[Python-3000] Dict literal bytecode

Tue Mar 25 20:32:43 CET 2008

On Tue, Mar 25, 2008 at 12:35 PM, Alexander Belopolsky
<alexander.belopolsky at gmail.com> wrote:
> Python 3.0 set and dict literals produce very different bytecode:
>
>  >>> dis(lambda:{1,2,3})
>   1           0 LOAD_CONST               0 (1)
>               3 LOAD_CONST               1 (2)
>               6 LOAD_CONST               2 (3)
>               9 BUILD_SET                3
>              12 RETURN_VALUE
>
>  >>> dis(lambda:{1:1,2:2,3:3})
>   1           0 BUILD_MAP                3
>               3 LOAD_CONST               0 (1)
>               6 LOAD_CONST               0 (1)
>               9 STORE_MAP
>              10 LOAD_CONST               1 (2)
>              13 LOAD_CONST               1 (2)
>              16 STORE_MAP
>              17 LOAD_CONST               2 (3)
>              20 LOAD_CONST               2 (3)
>              23 STORE_MAP
>              24 RETURN_VALUE
>
>  I have recently proposed a patch that would make dict bytecode similar
>  to set.  (See http://bugs.python.org/issue2197).  I have later
>  realized that a similar idea has been proposed before
>  (http://bugs.python.org/issue402227) and rejected because it slowed
>  down pybench dict creation benchmark.  However, in my tests (on Linux
>  and Mac OS X) my patch gives a slight improvement 1-2% on the same
>  benchmark.
>
>  Two other issues have been raised with respect to my proposal:
>
>  1. The patch "changes semantics by executing all of the stores after the inputs
>  are generated."
>
>  2. All of the pending item pairs get built-up on an ever-growing stack
>  instead of
>  being consumed pairwise.
>
>  I have promised to think some more about these issues and here are my thoughts:
>
>  1. The only case I can think of when the change of semantics would be
>  noticeable is when keys have custom comparison/hash methods with
>  side-effects.  I doubt this can be an issue in real life and I don't
>  think python makes any guarantees in this respect.  If, however, it is
>  desirable to have this order specified (note that we are not talking
>  about the order of insertions, which is preserved, but whether keys
>  are created between insertions or before the first insertion) than it
>  is hard to justify the difference between set and dict literals
>  semantics.
>
>  2.  If I understand correctly how the code works, frame stack does not
>  grow during code execution.  The required stack size is precomputed
>  during calculation and the necessary array is allocated during
>  execution.  So the growing stack should not slow things down.  With
>  respect to memory usage, note that the frame stack allocation is
>  transient  while bytecode is loaded permanently.  In some applications
>  bytecode size reduction may be more important (in terms of peak memory
>  usage) than stack size increase for some frames.

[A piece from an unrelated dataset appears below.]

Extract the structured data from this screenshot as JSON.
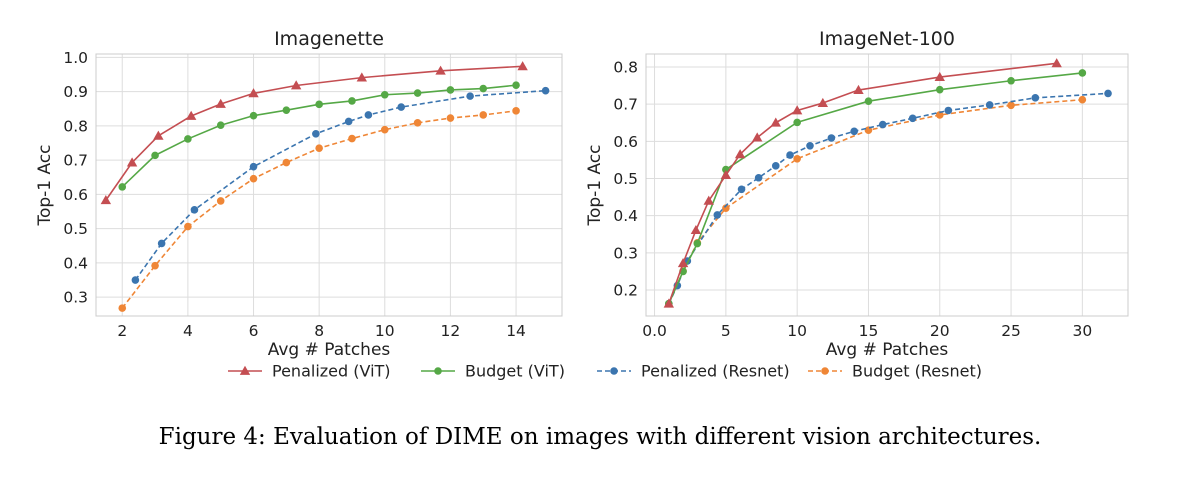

I worry that there might be generated code using disgustingly large
literals.  Does batch creation still work for that?

>  There are further optimizations that I would like to try once this
>  issue is resolved.  (These optimizations are not strictly speaking
>  dependent on the acceptance of my patch, but a unification of dict and
>  set literals would make the coding easier.)   I understand that the
>  idea of making set literal produce a frozenset was accepted
>  <http://mail.python.org/pipermail/python-3000/2008-January/011814.html>.
>   Once that is implemented, it will be natural to fold constant set
>  literals in the peephole optimizer.   While a similar optimization
>  will not be immediately available for (mutable) dictionaries, the
>  following approach is conceivable: for the dicts with constant keys,
>  push a frozen set of keys constant on the stack preceded by the values
>  in the order that they will be stored in the hash table.  Indicate
>  this situation with a -1 argument to BUILD_MAP (the size of the
>  dictionary will be inferred from the size of the frozenset at the top
>  of the stack).  Now as long as the hash table implementation is
>  compatible between dicts and sets, dictionary creation will be a
>  simple copy operation with all the hard work done during compilation.

Guido's support for frozenset was later withdrawn:
http://mail.python.org/pipermail/python-3000/2008-January/011868.html

In certain contexts, such as "if i in {1, 2, 3}:", you can reuse the
literal regardless of whether it's a set or a frozenset.  I don't know
if anybody has begun implementing that though.

Playing around a bit, I've found that "_x = {1, 2, 3}; x = set(_x)"
(assuming _x were precomputed) is faster for larger literals, with the
break even point at about 10.  Perhaps you could investigate that as
well?

-- 
Adam Olsen, aka Rhamphoryncus